Filmer avec des lunettes connectées en France : ce que dit la législation lunettes caméra France (et ce que la CNIL en pense)
Temps de lecture : ~13 min
- Ce que dit la législation lunettes caméra France aujourd’hui
- Position de la CNIL et application du RGPD aux lunettes caméra
- Droit à l’image : risques pénaux et responsabilités
- Transparence témoin lumineux et limites pratiques
- Conseils pratiques pour filmer avec des lunettes connectées sans enfreindre la loi
- FAQ
Ce que dit la législation lunettes caméra France aujourd’hui
Nous avons posé une question simple à Maître Martin (nom fictif), avocat spécialisé en droit du numérique : « Peut-on légalement filmer avec des lunettes connectées en France ? » Sa réponse est claire : « En soi, posséder et utiliser des lunettes connectées avec caméra comme les modèles Meta Ray-Ban n’est pas interdit. Ce qui est encadré, ce sont les usages concrets que vous en faites et les conséquences sur la vie privée des personnes filmées. »
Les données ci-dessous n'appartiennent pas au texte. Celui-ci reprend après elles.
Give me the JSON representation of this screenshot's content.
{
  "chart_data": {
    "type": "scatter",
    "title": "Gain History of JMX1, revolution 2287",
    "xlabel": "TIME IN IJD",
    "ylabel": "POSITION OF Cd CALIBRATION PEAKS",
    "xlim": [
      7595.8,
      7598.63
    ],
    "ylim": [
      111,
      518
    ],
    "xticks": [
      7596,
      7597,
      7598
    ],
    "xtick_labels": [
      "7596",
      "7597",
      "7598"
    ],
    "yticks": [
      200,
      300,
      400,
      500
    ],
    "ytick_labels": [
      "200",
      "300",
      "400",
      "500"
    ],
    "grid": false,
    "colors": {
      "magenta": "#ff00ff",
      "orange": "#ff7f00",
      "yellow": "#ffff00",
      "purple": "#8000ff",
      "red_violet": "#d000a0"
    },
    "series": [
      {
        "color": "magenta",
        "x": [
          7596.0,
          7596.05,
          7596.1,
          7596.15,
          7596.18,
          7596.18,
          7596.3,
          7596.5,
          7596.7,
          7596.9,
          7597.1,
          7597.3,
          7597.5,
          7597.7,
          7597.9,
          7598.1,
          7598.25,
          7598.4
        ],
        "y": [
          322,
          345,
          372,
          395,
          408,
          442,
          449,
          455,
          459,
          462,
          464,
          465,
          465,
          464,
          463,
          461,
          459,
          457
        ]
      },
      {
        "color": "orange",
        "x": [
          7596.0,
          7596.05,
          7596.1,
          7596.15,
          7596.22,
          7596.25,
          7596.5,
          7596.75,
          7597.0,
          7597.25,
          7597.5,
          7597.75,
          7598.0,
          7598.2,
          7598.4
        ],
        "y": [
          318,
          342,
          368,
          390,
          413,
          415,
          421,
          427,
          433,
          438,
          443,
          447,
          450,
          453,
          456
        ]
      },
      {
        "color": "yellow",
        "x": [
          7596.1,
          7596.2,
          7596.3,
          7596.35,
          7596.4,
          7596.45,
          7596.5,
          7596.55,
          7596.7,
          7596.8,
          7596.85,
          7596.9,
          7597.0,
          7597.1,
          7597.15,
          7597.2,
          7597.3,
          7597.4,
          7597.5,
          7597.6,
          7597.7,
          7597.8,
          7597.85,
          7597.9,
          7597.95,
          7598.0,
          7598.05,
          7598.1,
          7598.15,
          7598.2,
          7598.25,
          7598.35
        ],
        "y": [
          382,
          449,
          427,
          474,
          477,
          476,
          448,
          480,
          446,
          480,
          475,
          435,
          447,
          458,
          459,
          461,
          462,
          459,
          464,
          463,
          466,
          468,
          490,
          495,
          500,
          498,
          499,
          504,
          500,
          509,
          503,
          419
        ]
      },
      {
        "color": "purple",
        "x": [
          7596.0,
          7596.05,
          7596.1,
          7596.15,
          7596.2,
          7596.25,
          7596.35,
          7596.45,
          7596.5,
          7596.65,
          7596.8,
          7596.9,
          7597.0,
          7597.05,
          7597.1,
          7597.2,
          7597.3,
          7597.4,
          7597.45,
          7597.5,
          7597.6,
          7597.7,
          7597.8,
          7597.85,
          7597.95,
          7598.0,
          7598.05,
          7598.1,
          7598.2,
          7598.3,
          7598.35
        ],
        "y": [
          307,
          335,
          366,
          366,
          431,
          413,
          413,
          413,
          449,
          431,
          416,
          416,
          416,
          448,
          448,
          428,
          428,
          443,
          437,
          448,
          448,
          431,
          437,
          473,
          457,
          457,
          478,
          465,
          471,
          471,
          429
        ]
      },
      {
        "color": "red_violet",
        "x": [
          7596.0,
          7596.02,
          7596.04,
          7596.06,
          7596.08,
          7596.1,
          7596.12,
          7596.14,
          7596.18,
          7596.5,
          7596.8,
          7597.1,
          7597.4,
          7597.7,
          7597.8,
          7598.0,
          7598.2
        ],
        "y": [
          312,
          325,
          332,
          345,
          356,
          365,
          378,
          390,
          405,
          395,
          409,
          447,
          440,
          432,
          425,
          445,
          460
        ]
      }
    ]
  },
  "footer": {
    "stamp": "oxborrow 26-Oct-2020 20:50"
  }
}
1. Pas de loi spéciale mais un assemblage de textes
À ce jour, il n’existe pas de loi spécifique aux lunettes connectées ; plusieurs blocs de règles s’appliquent.
| Source juridique | Champ couvert |
|---|---|
| RGPD & loi Informatique et Libertés | Données personnelles |
| Droit à l’image (Code civil, art. 9) | Respect de la vie privée / diffusion de l’image |
| Code pénal | Captation & diffusion non autorisées |
| Droit de la consommation / responsabilité civile | Litiges fabricants & plateformes (usage quotidien) |
Comme le rappelle l’avocat : « Les lunettes, portées sur le visage, sont discrètes et peuvent capter des personnes qui ne se rendent pas compte qu’elles sont filmées. Le risque d’atteinte discrète à la vie privée est donc plus élevé. » Un panorama global est disponible via cette ressource dédiée.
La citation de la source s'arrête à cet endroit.